Connected Components: Set of nodes where any two nodes are connected.

Strongly Connected Components (SCC): For directed graphs (Kosaraju's, Tarjan's).

Comparison Sorts:
- Bubble Sort: $O(n^2)$ worst, $O(n^2)$ avg.
- Selection Sort: $O(n^2)$ worst, $O(n^2)$ avg.
- Insertion Sort: $O(n^2)$ worst, $O(n)$ best. Good for nearly sorted.
- Merge Sort: $O(n \log n)$ worst, $O(n \log n)$ avg. Stable. $O(n)$ space. Divide & Conquer.
- Quick Sort: $O(n^2)$ worst, $O(n \log n)$ avg. In-place (avg). Divide & Conquer.
- Heap Sort: $O(n \log n)$ worst, $O(n \log n)$ avg. In-place.
Non-Comparison Sorts:
- Counting Sort: $O(n+k)$ for integers in range $[0, k]$. Stable.
- Radix Sort: $O(nk)$ for $n$ numbers with $k$ digits. Stable.
- Bucket Sort: $O(n^2)$ worst, $O(n+k)$ avg. (depends on distribution).

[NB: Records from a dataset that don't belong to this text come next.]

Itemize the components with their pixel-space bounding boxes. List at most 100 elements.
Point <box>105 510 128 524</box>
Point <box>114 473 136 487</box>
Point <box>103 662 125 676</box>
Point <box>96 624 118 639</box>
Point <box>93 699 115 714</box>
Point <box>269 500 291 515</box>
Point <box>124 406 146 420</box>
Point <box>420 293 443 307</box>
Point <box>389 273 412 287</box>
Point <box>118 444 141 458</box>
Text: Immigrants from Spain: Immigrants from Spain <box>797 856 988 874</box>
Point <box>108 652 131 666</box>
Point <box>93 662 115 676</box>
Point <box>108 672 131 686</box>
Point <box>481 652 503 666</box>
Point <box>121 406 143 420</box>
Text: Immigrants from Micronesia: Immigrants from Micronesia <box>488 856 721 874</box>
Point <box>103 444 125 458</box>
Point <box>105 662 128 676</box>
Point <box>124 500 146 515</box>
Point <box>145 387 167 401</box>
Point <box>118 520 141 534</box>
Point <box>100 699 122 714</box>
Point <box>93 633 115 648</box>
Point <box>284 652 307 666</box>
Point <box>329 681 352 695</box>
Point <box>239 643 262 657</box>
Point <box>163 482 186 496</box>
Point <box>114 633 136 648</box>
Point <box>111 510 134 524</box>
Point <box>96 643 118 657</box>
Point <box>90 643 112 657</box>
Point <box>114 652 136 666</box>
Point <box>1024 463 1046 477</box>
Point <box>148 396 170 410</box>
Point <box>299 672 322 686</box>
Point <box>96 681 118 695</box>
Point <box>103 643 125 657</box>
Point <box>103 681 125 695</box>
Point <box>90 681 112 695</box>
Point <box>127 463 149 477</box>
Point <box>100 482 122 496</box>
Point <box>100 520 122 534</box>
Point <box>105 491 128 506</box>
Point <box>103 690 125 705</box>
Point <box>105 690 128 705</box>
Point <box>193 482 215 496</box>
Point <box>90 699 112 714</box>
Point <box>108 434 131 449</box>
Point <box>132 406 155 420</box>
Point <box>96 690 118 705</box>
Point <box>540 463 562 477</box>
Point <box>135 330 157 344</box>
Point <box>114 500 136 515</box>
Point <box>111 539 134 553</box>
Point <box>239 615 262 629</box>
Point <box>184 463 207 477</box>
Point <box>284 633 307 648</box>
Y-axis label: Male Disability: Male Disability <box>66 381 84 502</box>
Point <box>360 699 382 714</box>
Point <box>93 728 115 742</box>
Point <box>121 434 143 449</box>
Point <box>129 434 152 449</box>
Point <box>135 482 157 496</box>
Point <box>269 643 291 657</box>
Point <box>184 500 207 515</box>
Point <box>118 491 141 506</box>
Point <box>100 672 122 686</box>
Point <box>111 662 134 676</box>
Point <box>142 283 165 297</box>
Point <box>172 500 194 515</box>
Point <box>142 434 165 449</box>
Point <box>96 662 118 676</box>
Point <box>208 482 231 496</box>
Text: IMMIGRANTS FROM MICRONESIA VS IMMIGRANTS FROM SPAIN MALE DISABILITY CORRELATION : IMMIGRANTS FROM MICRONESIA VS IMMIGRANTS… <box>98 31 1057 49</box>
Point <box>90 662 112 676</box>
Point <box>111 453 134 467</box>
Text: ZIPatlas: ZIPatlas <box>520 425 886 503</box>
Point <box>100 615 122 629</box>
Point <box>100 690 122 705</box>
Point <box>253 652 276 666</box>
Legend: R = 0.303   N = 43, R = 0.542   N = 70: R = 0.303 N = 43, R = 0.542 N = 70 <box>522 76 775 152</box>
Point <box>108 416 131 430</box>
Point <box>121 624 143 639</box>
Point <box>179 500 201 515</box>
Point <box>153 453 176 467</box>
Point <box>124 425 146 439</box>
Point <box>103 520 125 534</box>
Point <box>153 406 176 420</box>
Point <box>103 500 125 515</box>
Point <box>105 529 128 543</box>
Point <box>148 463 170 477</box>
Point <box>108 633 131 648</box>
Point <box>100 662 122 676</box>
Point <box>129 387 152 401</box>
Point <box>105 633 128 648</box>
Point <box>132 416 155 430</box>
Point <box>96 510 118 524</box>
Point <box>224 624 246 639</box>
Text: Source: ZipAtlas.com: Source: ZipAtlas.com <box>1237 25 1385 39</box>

Linear Search: $O(n)$ worst.
Binary Search: $O(\log n)$ on sorted arrays.
Ternary Search: $O(\log_3 n)$ for unimodal functions.
Hashing: $O(1)$ average for search/insert/delete using hash tables. Worst case $O(n)$ (collisions).

Shortest Path:
- Dijkstra's Algorithm: Single source, non-negative weights. $O(E \log V)$ with min-priority queue.
- Bellman-Ford Algorithm: Single source, handles negative weights. Detects negative cycles. $O(VE)$.
- Floyd-Warshall Algorithm: All-pairs shortest path. $O(V^3)$.
Minimum Spanning Tree (MST):
- Prim's Algorithm: $O(E \log V)$ with min-priority queue.
- Kruskal's Algorithm: $O(E \log E)$ with Disjoint Set Union.
Cycle Detection: DFS for directed/undirected. BFS for undirected.
Bipartite Check: BFS/DFS with 2-coloring.
Flow Networks: Ford-Fulkerson, Edmonds-Karp.

Recursion: Function calls itself. Base case and recursive step.
- Tail Recursion: Optimization possible.
Backtracking: Explores all potential solutions. If a path doesn't work, backtrack.
- Examples: N-Queens, Sudoku Solver, Permutations, Combinations, Subset Sum.
Master Theorem: Solves recurrences of form $T(n) = aT(n/b) + f(n)$.

Principle: Overlapping subproblems and Optimal substructure.
Techniques:
- Memoization (Top-down): Store results of expensive function calls.
- Tabulation (Bottom-up): Fill a table iteratively.
Examples: Fibonacci, Longest Common Subsequence (LCS), Knapsack Problem, Coin Change, Edit Distance.